The Gray Shade of Death
Kernel Panics are just like General Pain and Major Disease. In Windows vernacular it's known as the Blue Screen of Death (BSoD). It is the equivalent of a middle finger being shoved in your face. Apple has one-upped the BSoD with a very polite transparent gray screen that pulls down softly - like a shade over your work and asks you to restart your computer. Something akin to, "I say Lad, would you be ever so kind and calmly depress the on/off lever. Many thanks, and cheerio!" This screen remains in contrast to the startling flash to a bright blue Windows message with hexadecimal codes, instructions to restart, and the honest admission that an error has occurred.

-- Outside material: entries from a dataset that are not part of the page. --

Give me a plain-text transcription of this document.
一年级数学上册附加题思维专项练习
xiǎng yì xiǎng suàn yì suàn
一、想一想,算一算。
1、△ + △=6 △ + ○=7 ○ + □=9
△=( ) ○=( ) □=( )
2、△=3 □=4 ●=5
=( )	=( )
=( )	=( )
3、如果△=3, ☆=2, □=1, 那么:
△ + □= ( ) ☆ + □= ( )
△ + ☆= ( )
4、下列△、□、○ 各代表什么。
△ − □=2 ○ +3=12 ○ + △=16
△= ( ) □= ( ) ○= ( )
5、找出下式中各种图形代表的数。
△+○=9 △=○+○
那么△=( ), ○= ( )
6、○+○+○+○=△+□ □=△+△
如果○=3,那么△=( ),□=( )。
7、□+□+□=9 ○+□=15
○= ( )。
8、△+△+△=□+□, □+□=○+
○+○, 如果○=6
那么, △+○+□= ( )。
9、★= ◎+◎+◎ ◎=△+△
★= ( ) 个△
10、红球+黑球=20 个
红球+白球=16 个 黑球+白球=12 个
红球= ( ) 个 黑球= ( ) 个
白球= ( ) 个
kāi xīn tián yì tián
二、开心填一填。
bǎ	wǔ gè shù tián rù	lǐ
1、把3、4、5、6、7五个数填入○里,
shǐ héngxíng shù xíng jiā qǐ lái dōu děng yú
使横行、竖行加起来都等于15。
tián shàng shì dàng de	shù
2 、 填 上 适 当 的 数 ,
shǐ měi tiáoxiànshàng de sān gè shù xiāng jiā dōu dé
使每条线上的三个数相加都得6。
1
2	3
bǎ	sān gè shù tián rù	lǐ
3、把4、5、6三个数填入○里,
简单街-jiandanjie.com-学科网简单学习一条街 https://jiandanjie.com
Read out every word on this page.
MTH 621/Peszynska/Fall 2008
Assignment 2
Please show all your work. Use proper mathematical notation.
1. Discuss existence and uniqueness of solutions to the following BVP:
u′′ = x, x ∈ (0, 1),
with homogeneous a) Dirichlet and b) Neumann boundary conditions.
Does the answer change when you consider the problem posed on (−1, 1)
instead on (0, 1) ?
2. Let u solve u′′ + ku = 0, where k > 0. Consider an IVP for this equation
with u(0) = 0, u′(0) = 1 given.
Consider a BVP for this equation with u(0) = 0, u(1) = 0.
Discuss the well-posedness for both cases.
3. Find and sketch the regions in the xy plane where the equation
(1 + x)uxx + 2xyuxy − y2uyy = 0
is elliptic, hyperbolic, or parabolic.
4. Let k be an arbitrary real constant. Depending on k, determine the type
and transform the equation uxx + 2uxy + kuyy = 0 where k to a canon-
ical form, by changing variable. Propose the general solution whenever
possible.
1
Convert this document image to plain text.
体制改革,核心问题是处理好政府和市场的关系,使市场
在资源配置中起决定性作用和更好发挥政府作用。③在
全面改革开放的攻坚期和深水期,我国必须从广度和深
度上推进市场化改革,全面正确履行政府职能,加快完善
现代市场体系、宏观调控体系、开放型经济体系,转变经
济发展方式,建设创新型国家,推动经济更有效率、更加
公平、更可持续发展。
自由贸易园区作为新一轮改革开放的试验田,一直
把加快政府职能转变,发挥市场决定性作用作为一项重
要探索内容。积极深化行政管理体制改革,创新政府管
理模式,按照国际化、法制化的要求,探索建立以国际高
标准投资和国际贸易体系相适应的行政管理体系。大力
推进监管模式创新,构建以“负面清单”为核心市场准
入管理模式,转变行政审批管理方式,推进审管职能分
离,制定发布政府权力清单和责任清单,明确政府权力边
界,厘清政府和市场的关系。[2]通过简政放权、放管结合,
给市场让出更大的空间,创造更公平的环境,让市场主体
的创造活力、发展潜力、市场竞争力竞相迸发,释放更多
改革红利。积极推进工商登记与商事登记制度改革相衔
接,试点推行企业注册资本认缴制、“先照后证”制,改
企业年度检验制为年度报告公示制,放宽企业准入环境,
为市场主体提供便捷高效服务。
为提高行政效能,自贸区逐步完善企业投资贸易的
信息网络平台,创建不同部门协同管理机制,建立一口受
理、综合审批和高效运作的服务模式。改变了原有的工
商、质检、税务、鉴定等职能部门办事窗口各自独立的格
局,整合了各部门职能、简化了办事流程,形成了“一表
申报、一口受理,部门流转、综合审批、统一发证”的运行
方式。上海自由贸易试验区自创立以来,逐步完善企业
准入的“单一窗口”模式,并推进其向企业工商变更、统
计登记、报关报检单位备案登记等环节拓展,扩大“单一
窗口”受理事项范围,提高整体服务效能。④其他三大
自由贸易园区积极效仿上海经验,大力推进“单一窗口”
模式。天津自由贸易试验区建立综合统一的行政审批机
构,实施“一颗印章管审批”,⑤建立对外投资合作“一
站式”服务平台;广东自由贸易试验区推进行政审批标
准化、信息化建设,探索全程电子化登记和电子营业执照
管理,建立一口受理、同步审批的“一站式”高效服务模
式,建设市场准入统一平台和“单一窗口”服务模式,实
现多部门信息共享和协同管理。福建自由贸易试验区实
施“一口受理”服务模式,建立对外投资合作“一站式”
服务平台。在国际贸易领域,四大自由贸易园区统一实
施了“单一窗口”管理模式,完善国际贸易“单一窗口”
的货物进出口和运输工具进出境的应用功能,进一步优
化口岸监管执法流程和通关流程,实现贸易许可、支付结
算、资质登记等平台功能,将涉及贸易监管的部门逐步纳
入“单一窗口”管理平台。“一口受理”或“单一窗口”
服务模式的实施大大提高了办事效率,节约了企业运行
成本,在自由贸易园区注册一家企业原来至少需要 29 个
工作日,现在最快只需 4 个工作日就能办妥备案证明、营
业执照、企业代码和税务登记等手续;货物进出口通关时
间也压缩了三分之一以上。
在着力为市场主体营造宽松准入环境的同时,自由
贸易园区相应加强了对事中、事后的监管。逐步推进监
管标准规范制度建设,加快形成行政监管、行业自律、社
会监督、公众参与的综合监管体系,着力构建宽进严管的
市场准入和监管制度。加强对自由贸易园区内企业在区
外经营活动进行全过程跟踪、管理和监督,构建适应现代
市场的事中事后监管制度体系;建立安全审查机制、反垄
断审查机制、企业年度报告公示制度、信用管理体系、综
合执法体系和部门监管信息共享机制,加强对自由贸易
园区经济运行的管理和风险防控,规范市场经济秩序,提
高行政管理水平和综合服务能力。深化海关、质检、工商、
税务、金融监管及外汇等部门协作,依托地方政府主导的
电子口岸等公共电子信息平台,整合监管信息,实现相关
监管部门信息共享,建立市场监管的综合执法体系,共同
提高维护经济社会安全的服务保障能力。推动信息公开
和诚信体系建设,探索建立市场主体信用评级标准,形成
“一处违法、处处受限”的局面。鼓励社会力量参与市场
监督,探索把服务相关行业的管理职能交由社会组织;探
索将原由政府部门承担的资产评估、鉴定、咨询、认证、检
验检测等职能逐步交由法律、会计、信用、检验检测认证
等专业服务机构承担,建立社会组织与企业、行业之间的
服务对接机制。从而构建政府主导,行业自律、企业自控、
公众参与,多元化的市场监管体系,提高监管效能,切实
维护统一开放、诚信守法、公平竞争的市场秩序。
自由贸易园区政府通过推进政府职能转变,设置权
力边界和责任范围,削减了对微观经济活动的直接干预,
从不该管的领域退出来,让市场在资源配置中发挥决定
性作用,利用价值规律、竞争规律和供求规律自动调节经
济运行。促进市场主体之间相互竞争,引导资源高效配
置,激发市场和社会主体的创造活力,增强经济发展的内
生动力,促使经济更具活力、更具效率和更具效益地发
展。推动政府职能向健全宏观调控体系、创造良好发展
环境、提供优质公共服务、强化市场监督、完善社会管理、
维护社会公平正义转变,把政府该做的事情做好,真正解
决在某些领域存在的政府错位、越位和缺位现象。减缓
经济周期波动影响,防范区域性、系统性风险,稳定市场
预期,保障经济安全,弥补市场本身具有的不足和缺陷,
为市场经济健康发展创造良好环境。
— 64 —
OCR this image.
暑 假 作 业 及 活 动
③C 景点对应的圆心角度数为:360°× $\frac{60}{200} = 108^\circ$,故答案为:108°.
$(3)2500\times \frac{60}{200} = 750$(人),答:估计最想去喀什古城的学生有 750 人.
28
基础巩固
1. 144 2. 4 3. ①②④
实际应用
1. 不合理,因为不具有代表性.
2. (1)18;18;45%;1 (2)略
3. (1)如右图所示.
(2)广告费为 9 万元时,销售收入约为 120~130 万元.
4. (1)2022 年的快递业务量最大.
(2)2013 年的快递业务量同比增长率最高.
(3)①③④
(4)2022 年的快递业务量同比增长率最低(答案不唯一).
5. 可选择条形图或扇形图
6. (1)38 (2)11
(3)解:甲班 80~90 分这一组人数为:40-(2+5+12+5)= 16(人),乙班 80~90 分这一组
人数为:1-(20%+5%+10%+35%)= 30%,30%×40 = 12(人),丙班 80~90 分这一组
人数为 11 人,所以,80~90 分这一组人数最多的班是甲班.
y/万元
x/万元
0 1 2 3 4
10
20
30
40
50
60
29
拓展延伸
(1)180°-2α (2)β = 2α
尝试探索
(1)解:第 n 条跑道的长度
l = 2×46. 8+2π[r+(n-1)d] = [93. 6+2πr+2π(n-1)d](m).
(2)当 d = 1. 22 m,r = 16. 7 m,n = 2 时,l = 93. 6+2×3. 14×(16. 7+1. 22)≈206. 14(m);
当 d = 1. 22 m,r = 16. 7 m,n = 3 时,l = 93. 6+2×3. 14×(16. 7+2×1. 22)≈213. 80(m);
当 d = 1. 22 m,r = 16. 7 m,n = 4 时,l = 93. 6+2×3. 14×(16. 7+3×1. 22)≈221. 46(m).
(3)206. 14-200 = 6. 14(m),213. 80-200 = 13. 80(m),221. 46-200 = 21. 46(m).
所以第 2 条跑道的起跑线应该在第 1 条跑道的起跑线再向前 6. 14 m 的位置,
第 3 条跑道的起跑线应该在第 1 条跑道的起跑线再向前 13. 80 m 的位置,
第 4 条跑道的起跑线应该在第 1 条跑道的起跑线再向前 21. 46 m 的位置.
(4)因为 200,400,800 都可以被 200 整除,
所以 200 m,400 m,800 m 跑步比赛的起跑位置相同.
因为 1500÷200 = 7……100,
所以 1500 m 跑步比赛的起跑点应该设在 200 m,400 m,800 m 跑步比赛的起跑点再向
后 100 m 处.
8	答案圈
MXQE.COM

Figure 2: A familiar old friend.
Am I arguing that Apples crash screen is prettier than Windows crash screen? You're missing the point here; but yes, it is. Just be aware the result in both instances is remains the same; the system blew up. While I was on speaking terms with Windows crash screen - what with all the time we spent together over the years, quite frankly, I am not sure if a screen like this even existed in OS X Snow Leopard, or Leopard? I had never seen one before upgrading to Lion. But now, since upgrading, I have seen this screen perhaps a dozen times. It was cute at first, but now, not so cute. To put it in perspective, my MBP had crashed two or three times in nearly three years. On Lion, it has crashed several times in just the past month or so - something I am not accustomed to since switching to Apple.
Figure 3: A Problematic Report for Mac OS X Lion.
Another feature borrowed from Microsoft's Vista OS, is boot looping. This is the act of the computer booting to the OS, then immediately restarting, booting to the OS, then immediately restarting, booting...you get it - or you will.
Figure 4: Loop de loop de loop...
This one just shocked me. When it first happened I didn't know what to do. I just kept watching it like a person might watch a train wreck - eyes wide, mouth agape, and unable to move or speak. It felt like it was happening in slow motion...bullet time! I actually had to use a Windows 7 machine to search the Internet to discover how to boot my MBP in Safe Mode. Can you imagine in almost three years I never had to boot into safe mode on my Mac? This was a normal occurrence in Windows, just hold down F8 choose Safe Mode from the menu and experience Windows in ultra low res. On the Mac, you hold down the [Shift] key while starting your machine. It took some time to get this right, but Lion has allowed me to practice this boot method many times over...and that makes me sad.
Once in Safe Mode, I used the Disc Utility App under Utilities, and performed both a Verify Disc, and Verify Permissions. The Disc has always checked out OK, but in some cases I had to Repair Permissions. Once complete I was able to restart normally and go about my business. This process can take up to a half hour. I wish I could turn OFF this new feature in Lion...
Figure 5: A new routine with OS X Lion.